Luanda - «-O teu cantil? Estás em desespero…», troça o instrutor, que dera um litro do precioso líquido ao instruendo para durar dois dias. A cena, que ocorreu recentemente num exercício de treino da Polícia de Guarda Fronteira, faz parte do vídeo que se publica em anexo e que mostra um brutal exercício de treino no terreno da Polícia Guarda Fronteira.


* Rudolfo Zacarias Sarko
Fonte: Club-k.net

O exercício, com a duração de oito dias, integrou a formação, no terreno, de algumas dezenas de futuros efectivos que têm como função assegurar a integridade das fronteiras angolanas, prevenindo a imigração ilegal, mas sempre guiados por uma visão humanista e respeitadora da dignidade humana.


Porém, perante as imagens que vemos, é impossível não perguntar: que pingo de humanidade restará a um jovem que é alvo de chacota pelos seus superiores, perante os seus camaradas, sem água para beber, após dois dias de treino duríssimo? Ou que saúde restará para proteger as fronteiras de Angola ao desgraçado que, inanimado, recebe chapadas de um superior para acordar da sua exaustão?


Se for pelo exemplo, estes futuros efectivos da Polícia Guarda Fronteira nada mais serão que matéria humana embrutecida e desmotivada, sem qualquer vontade de exercem com dignidade e profissionalismo as suas funções. Em vez de proteger fronteiras, estes homens jovens tentarão proteger apenas o seu estatuto, se o chegarem a ter, do de quem é temido, e não respeitado. E tudo, fruto de um comportamento totalmente desajustado por parte dos instrutores, que representa um vexame para a instituição que servem, a Polícia Nacional, mas também um motivo de desprestígio profundo para o próprio Ministério do Interior, que a tutela.

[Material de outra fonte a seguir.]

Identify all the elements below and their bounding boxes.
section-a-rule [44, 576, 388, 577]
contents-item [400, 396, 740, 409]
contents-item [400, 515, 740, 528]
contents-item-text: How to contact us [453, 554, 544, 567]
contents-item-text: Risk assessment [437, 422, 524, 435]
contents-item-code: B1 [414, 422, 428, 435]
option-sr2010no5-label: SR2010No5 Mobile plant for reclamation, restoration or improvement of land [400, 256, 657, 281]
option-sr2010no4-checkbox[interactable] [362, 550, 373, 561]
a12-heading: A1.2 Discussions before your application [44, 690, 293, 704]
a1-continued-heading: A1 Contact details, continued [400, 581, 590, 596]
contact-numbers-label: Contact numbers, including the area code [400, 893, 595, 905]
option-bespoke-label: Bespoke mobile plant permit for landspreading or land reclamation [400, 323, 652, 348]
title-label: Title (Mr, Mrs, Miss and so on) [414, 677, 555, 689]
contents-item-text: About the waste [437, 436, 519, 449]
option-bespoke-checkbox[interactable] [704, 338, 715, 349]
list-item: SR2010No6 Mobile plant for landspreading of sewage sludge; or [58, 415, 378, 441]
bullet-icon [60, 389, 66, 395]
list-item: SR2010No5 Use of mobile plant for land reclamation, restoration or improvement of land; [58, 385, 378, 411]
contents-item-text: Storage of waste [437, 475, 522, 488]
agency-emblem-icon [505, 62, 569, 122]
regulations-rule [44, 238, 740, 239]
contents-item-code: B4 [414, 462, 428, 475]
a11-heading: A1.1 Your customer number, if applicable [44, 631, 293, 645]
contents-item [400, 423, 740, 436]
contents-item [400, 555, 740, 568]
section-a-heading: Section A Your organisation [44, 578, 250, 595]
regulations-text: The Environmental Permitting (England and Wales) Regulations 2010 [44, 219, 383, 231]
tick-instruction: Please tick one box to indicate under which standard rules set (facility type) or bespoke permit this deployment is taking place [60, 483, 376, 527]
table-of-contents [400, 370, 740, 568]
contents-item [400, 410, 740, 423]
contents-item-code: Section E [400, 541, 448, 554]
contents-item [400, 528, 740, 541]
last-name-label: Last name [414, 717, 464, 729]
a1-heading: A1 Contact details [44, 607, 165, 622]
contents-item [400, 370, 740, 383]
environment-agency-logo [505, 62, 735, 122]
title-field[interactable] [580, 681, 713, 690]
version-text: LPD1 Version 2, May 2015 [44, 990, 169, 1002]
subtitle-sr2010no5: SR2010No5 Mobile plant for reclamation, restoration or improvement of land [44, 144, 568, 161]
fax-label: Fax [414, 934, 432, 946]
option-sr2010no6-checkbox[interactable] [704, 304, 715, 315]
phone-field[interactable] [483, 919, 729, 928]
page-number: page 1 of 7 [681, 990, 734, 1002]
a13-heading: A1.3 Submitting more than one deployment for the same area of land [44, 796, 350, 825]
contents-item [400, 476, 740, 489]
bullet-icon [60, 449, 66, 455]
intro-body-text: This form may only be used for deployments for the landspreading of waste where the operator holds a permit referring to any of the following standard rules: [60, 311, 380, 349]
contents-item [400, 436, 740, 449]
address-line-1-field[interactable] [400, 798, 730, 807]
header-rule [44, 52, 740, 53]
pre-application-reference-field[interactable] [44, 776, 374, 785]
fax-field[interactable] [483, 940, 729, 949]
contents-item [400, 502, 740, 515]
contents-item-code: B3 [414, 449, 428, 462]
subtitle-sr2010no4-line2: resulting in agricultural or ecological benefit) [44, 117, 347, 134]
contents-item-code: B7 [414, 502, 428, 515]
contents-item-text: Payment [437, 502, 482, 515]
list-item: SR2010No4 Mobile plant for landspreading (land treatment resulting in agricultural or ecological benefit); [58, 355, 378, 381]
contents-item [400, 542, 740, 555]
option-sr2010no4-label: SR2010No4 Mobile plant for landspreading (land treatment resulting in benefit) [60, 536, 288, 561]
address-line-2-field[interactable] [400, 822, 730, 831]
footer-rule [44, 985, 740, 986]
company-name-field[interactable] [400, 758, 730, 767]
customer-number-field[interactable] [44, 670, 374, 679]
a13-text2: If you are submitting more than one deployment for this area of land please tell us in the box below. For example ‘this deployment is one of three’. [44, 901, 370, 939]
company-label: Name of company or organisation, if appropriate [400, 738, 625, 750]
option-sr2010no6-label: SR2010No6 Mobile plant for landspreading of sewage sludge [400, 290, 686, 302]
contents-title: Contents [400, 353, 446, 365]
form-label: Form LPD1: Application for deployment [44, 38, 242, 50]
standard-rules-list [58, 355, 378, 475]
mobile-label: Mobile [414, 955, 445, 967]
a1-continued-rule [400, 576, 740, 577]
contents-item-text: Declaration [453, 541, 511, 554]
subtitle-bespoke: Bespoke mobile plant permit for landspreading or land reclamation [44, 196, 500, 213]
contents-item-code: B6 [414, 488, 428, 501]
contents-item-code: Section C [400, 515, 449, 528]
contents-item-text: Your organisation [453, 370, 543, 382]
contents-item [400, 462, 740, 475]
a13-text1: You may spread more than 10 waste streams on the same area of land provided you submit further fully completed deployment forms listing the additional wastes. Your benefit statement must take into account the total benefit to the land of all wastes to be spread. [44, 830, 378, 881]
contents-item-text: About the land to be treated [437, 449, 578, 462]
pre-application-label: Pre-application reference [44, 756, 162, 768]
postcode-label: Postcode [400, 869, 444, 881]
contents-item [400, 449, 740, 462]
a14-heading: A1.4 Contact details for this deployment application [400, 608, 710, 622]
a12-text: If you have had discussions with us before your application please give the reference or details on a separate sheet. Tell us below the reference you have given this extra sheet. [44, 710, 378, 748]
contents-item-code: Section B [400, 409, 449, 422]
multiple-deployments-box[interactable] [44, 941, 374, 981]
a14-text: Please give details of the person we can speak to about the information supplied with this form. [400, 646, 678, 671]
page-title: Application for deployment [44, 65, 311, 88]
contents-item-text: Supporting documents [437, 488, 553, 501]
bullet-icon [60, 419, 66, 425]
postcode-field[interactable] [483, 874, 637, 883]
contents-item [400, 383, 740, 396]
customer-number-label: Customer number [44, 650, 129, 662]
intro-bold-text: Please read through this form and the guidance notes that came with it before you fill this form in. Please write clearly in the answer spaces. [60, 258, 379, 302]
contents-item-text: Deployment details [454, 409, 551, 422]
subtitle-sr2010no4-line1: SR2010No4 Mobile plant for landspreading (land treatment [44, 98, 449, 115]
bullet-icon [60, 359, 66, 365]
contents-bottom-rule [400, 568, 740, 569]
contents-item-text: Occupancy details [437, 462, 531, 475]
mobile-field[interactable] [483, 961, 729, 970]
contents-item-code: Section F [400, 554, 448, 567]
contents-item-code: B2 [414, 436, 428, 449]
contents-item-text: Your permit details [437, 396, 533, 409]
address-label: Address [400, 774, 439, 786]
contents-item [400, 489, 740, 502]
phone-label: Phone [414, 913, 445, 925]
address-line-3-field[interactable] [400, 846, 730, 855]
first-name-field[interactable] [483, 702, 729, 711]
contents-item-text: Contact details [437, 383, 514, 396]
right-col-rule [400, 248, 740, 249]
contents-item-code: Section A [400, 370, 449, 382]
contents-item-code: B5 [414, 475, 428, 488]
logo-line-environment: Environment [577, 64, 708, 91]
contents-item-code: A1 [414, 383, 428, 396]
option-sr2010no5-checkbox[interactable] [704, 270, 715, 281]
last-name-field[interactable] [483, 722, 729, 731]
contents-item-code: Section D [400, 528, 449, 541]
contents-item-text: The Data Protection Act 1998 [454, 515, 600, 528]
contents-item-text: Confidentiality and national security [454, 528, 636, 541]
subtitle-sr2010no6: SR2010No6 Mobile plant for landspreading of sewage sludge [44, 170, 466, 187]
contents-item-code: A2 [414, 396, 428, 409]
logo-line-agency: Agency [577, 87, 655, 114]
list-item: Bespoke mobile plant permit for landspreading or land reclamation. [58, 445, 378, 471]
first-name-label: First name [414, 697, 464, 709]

Mas de algum modo, as imagens chocantes que o leitor pode visionar não o devem surpreender. Afinal, têm sido frequentes, recentemente os casos de abuso de autoridade, como no caso da cadeia de Viana, que recentemente vieram a lume. Ou, mais antigas as imagens de um grupo de reclusos, também de Viana, espancados por polícias, guardas e bombeiros.


O ministério que tutela estas forças militares não pode encarar de ânimo-leve a responsabilidade de treinar e ensinar a defender a integridade pátria com este tipo de atitude. Para que serve o dinheiro que escorre do Orçamento Geral de Estado para a sua tutela? Para água e formação de boa conduta, certamente que não… Para alimentar círculos viciosos de crueldade, aparentemente sim.


Crueldade essa, que motiva algumas das críticas daqueles que acusam as autoridades de abuso pela violência física… Crueldade que lhes poderá dar motivos para, até, depois de repugnados por tudo isto, se juntarem à meia-dúzia de insurgentes que tentam minar a estabilidade do país… O que levou a que a situação retratada no vídeo aconteça é resultado de uma irresponsabilidade inadmissível, indesculpável, e que não pode mais repetir-se!


Por outro lado, há outra questão que emerge ao termos acesso a este vídeo, como, em que condições e com a permissão de que chefia, chegam a público imagens que, só pela sua recolha, violam o segredo de Estado e expõem algo que, mais do que resolvido internamente, deveria ser prevenido, também no interior das instituições?


Ainda faltam alguns meses para as cheias, em algumas regiões do nosso país. Mas a torrente de lama e de vergonha que, com actuações como a que analisamos, já cobre o nome dos responsáveis do Ministério do Interior, é tão espessa que quanto chegarem as chuvas, ninguém notará a diferença.